Das fängt bereits bei dem Ton und Duktus der Auseinandersetzung an. Die Schlagworte, mit denen der neue Intendant der Berliner Volksbühne, Chris Dercon belegt wird, erinnern an die politischen Kämpfe, die seit Jahrzehnten aus der linken Ecke in den politischen Diskurs in Deutschland hineingetragen werden, und sie entbehren jeden Maßstabs. Dercon wird nicht etwa aufgrund seiner mangelnden Kompetenz angefeindet, sondern schlicht und einfach aufgrund seines politischen Standpunkts. Er sei ein Neoliberaler, heißt es, was im Umkehrschluss bedeutet, dass die handelnden Personen davon ausgehen, dass Theater links ist und weiter links zu sein hat. Jegliche Abweichung von dieser Doktrin wird mit offenem Widerstand beantwortet.

Dass der Berliner Senat nun wirklich nicht als rechts oder auch neoliberal bezeichnet werden kann, sollte bei
dieser Gelegenheit klargestellt werden. Das spielt auch keine Rolle. Der Berliner Senat tut schlicht und einfach nicht das, was die handelnden Personen von ihm fordern.

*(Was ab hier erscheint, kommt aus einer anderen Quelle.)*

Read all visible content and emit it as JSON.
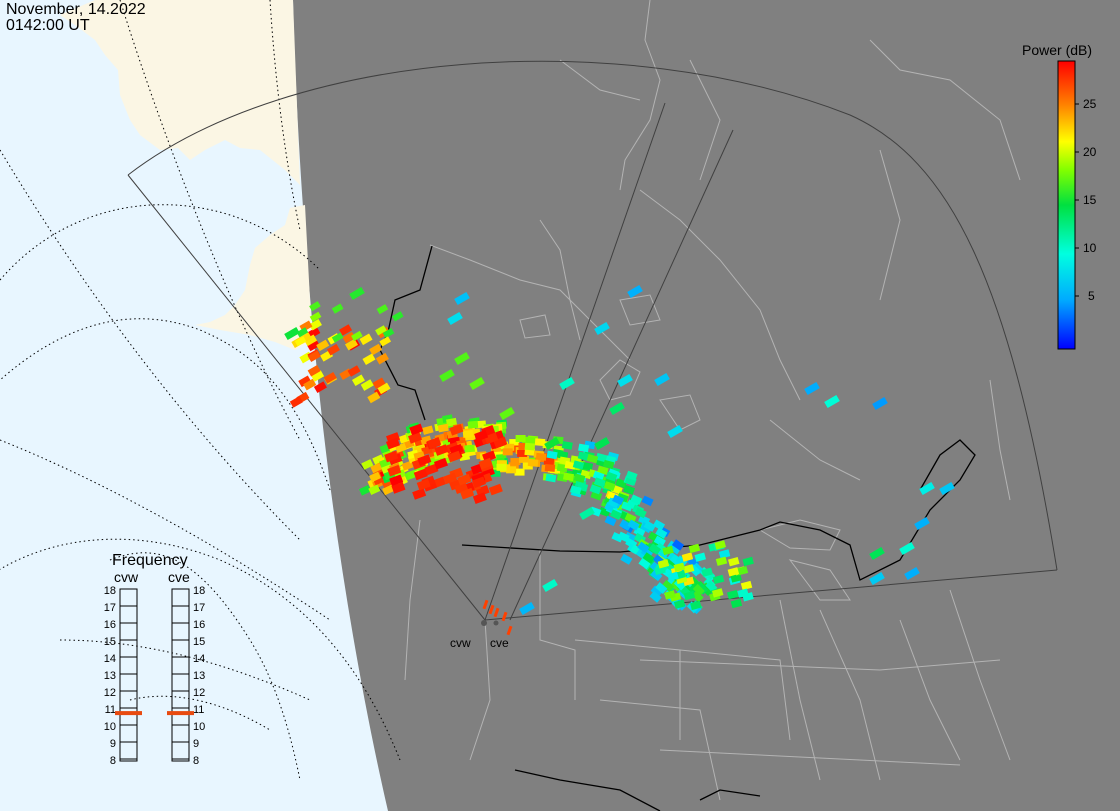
{
  "header": {
    "date": "November, 14.2022",
    "time": "0142:00 UT"
  },
  "colorbar": {
    "title": "Power (dB)",
    "ticks": [
      "25",
      "20",
      "15",
      "10",
      "5"
    ],
    "range_db": [
      0,
      29
    ]
  },
  "frequency": {
    "title": "Frequency",
    "radars": [
      {
        "label": "cvw",
        "value_mhz": 10.7
      },
      {
        "label": "cve",
        "value_mhz": 10.7
      }
    ],
    "scale": [
      "18",
      "17",
      "16",
      "15",
      "14",
      "13",
      "12",
      "11",
      "10",
      "9",
      "8"
    ]
  },
  "radar_sites": [
    "cvw",
    "cve"
  ],
  "colors": {
    "land_night": "#808080",
    "ocean_day": "#e8f6ff",
    "land_day": "#fbf6e4",
    "boundary": "#b3b3b3",
    "indicator": "#e84a10"
  }
}
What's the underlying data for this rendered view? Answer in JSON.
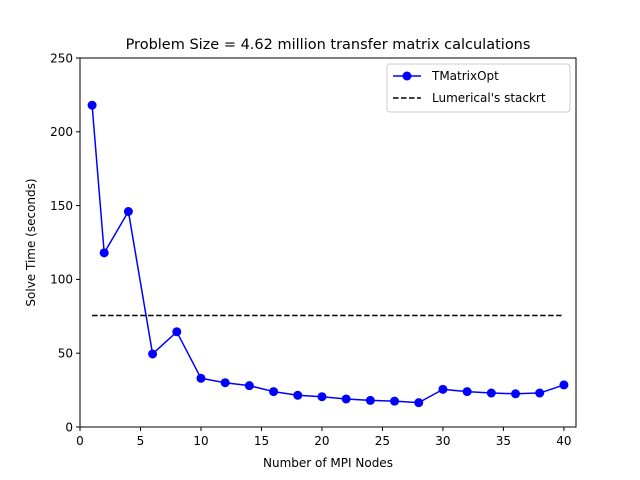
{
  "chart_data": {
    "type": "line",
    "title": "Problem Size = 4.62 million transfer matrix calculations",
    "xlabel": "Number of MPI Nodes",
    "ylabel": "Solve Time (seconds)",
    "xlim": [
      0,
      41
    ],
    "ylim": [
      0,
      250
    ],
    "xticks": [
      0,
      5,
      10,
      15,
      20,
      25,
      30,
      35,
      40
    ],
    "yticks": [
      0,
      50,
      100,
      150,
      200,
      250
    ],
    "grid": false,
    "legend_position": "top-right",
    "series": [
      {
        "name": "TMatrixOpt",
        "style": "solid line with circle markers",
        "color": "#0000ff",
        "x": [
          1,
          2,
          4,
          6,
          8,
          10,
          12,
          14,
          16,
          18,
          20,
          22,
          24,
          26,
          28,
          30,
          32,
          34,
          36,
          38,
          40
        ],
        "y": [
          218,
          118,
          146,
          49.5,
          64.5,
          33,
          30,
          28,
          24,
          21.5,
          20.5,
          19,
          18,
          17.5,
          16.5,
          25.5,
          24,
          23,
          22.5,
          23,
          28.5
        ]
      },
      {
        "name": "Lumerical's stackrt",
        "style": "dashed line",
        "color": "#000000",
        "x": [
          1,
          40
        ],
        "y": [
          75.5,
          75.5
        ]
      }
    ]
  }
}
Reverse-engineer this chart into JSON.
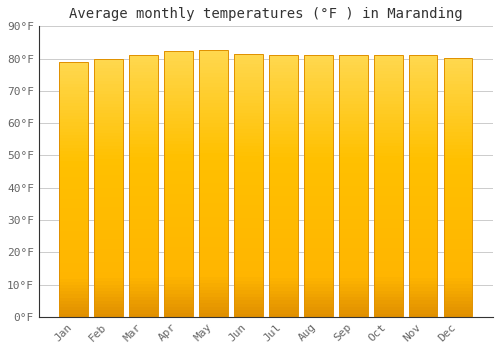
{
  "title": "Average monthly temperatures (°F ) in Maranding",
  "months": [
    "Jan",
    "Feb",
    "Mar",
    "Apr",
    "May",
    "Jun",
    "Jul",
    "Aug",
    "Sep",
    "Oct",
    "Nov",
    "Dec"
  ],
  "values": [
    79.0,
    80.0,
    81.0,
    82.2,
    82.6,
    81.5,
    81.0,
    81.0,
    81.0,
    81.2,
    81.0,
    80.2
  ],
  "bar_color": "#FFB020",
  "bar_edge_color": "#E09000",
  "bar_highlight_color": "#FFD878",
  "background_color": "#FFFFFF",
  "grid_color": "#CCCCCC",
  "ylim": [
    0,
    90
  ],
  "yticks": [
    0,
    10,
    20,
    30,
    40,
    50,
    60,
    70,
    80,
    90
  ],
  "ytick_labels": [
    "0°F",
    "10°F",
    "20°F",
    "30°F",
    "40°F",
    "50°F",
    "60°F",
    "70°F",
    "80°F",
    "90°F"
  ],
  "title_fontsize": 10,
  "tick_fontsize": 8,
  "font_family": "monospace"
}
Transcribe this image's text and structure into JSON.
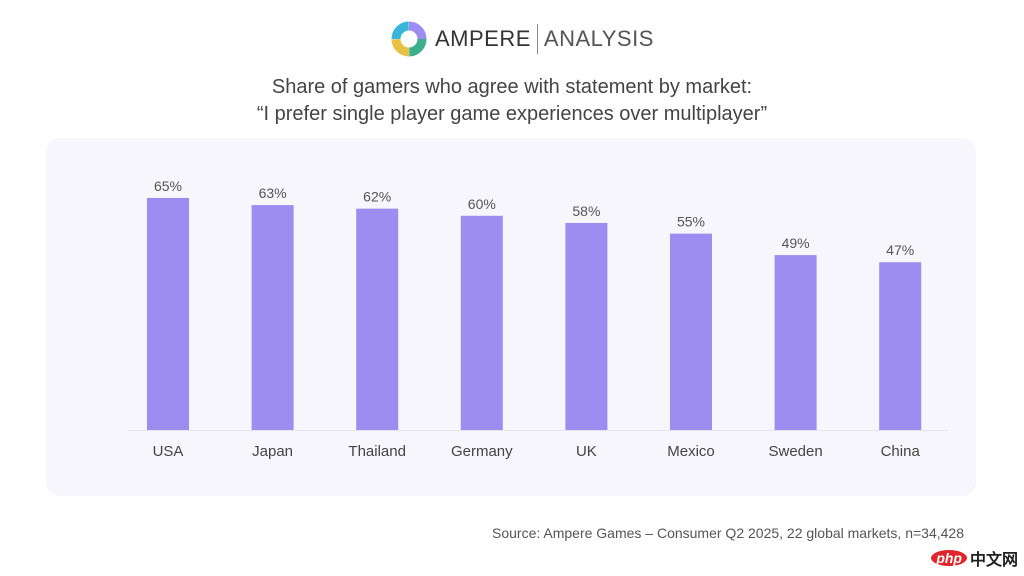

Dass er als Hauptfinanzier der betroffenen Kultureinrichtung durchaus ein Mitspracherecht in Personalentscheidungen haben sollten, wird schlicht und einfach negiert, wenn dieses Mitspracherecht nicht im Sinne der handelnden Personen, also im linken Sinne, ausgeübt wird. Im Gegenteil, mit der Besetzung werden Politiker der Linken auf dem Plenum des besetzten Theaters als die Gegenseite bezeichnet. Die Besetzer maßen sich damit das Recht an, dem Finanzier der von ihnen besetzten Kultureinrichtung das Hausrecht zu entziehen, selbst wenn nicht davon auszugehen ist, dass sie bereit sind, auf eine weitere Finanzierung zu verzichten.

Abgesehen von der Frage, ob Kultur wirklich links zu sein hat, ob es wirklich statthaft ist, dass der Staat eine kulturelle Szene unterhält, die sich politisch klar links verortet und dabei weite Teile der Bevölkerung als rechts oder neoliberal ausgrenzt, zeigt sich hier klar, welches Demokratieverständnis diese linken Kulturschaffenden und ihre Unterstützer umtreibt. Es ist im Großen und Ganzen von Verachtung gegenüber allen vom Volk gewählten Institutionen geprägt, die in ihrem Handeln nicht linken politischen Doktrinen entsprechen. Der Staat wird als Geldquelle gesehen, die beliebig anzapfbar ist. Darüber hinaus sehen sich die linken Akteure allerdings als autonom, als kleine, aber feine linke Elite, die niemandem außerhalb ihres Zirkels zu Rechenschaft verpflichtet ist. Eine deutlichere Kampfansage an das demokratische Staatswesen ist kaum möglich, und dass der Berliner Senat diesem Treiben zuschaut und auf eine Räumung des Theaters verzichtet, belegt, dass man gegenüber den linken Kräften längst kapituliert hat.

Mit dem Einzug der AfD in den Bundestag bei den heutigen Wahlen, auf den die Theaterbesetzer bereits mit der Ankündigung reagierten, die Wahlnachlese der Rechtspopulisten „begleiten“ zu wollen, könnte man tatsächlich auf die Idee kommen, dass wir von den Zuständen der Weimarer Republik nicht mehr allzuweit entfernt sind. Wenn Linke und Rechten den Staat in die Zange nehmen, kommt selten etwas Gutes dabei heraus. Es wäre wirklich an der Zeit für alle gemäßigten Kräfte, Flagge zu zeigen, und zwar nicht nur gegen Rechts, sondern gegen alle gesellschaftlichen Kräfte, denen das demokratische Staatswesen offensichtlich am Arsch vorbeigeht. Leider ist ein solches Verhalten auch von den Akteuren der SPD und der Grünen – die Linke habe ich hier gar nicht mehr auf der Rechnung – nicht zu erwarten ist, sollte allerdings klar sein. Schließlich agiert hier exakt jenes Spektrum, in dem viele politsche Akteure dieser Parteien ihre politischen Jugendjahre verbrachten.